La charge de travail liée aux comptes créditeurs/à l’approvisionnement et aux TI est répartie de manière égale entre les membres du personnel des bureaux régionaux. Aucun chevauchement n’a lieu dans la fourniture de services de soutien, surtout en ce qui concerne les TI (le Secteur par rapport au personnel responsable des TI du BSP) et l’approvisionnement. Le personnel du bâtiment surveille et gère les situations pour s’assurer de la santé et la sécurité des occupants. Lorsque l’élimination de déchets dangereux est nécessaire, les politiques et procédures qui s’imposent sont en place. Les dossiers financiers sont conservés convenablement et facilement accessibles.
Les services de soutien des bureaux régionaux sont conformes aux indicateurs de rendement clés (IRC) établis par le BSP.
Finances Le délai de traitement pour le paiement des fournisseurs est conforme aux IRC.
Approvisionnement Le délai moyen de traitement des demandes simples est conforme aux IRC.

ANNEXE C – TYPES DE RISQUE STANDARD ET NOTATION STANDARD DE RISQUE DE VÉRIFICATION

Types de risque standard

Voici comment sont classés les types de risque standard selon le cadre de contrôle interne intégré du COSONote de bas de page 9 :

Stratégie – Objectifs généraux qui sont alignés sur la mission du Ministère et qui l'appuient.
Opérations – Utilisation efficace et efficiente des ressources.
Contrôle – Évaluations précises des activités.
Rapports – Fiabilité des rapports opérationnels et financiers.
Conformité – Conformité aux lois, aux règlements, aux politiques et aux procédures applicables.

Notation standard de risque de vérification

Les conclusions de la vérification sont notées comme suit :

Majeur : Un contrôle clé est inexistant, est mal conçu ou ne fonctionne pas comme prévu, et le risque associé est potentiellement important. Il est peu probable que l'objectif lié au contrôle soit atteint.
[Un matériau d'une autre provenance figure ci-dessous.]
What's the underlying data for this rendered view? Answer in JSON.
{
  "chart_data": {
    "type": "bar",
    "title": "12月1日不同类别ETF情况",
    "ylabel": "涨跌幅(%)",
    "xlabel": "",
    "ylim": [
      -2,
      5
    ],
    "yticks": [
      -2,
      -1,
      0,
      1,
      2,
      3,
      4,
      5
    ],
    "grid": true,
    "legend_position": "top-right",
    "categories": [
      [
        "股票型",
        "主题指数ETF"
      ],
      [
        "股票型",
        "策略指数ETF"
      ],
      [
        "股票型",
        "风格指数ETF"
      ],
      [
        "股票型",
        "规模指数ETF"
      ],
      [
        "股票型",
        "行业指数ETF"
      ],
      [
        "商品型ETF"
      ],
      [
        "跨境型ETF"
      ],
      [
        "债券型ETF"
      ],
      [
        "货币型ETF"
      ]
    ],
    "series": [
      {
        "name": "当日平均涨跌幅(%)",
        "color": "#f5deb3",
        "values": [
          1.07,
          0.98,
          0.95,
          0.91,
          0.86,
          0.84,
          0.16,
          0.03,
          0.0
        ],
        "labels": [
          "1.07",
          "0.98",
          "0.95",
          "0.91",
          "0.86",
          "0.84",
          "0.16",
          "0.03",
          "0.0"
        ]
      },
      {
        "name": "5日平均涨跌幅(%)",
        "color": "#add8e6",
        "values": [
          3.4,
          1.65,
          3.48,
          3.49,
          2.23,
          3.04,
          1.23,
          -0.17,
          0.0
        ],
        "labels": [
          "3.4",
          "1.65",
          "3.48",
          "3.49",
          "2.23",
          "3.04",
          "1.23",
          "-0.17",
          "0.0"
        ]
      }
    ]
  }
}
Des mesures correctives sont requises pour assurer que les contrôles aient un bon rapport coût-efficacité et/ou les objectifs soient atteints.

Modéré : Un contrôle clé est inexistant, est mal conçu ou ne fonctionne pas comme prévu, et le risque associé est plus qu’insignifiant. Cependant, un contrôle compensatoire existe. Des mesures correctives sont requises pour éviter de dépendre uniquement aux contrôles compensatoires et/ou assurer que les contrôles aient un bon rapport coût-efficacité.

Mineur : La conception et/ou le fonctionnement d'un processus de contrôle non essentiel comporte une faiblesse. La capacité d’atteindre les objectifs du processus ne sera probablement pas affectée. Des mesures correctives sont suggérées pour assurer que les contrôles aient un bon rapport coût-efficacité.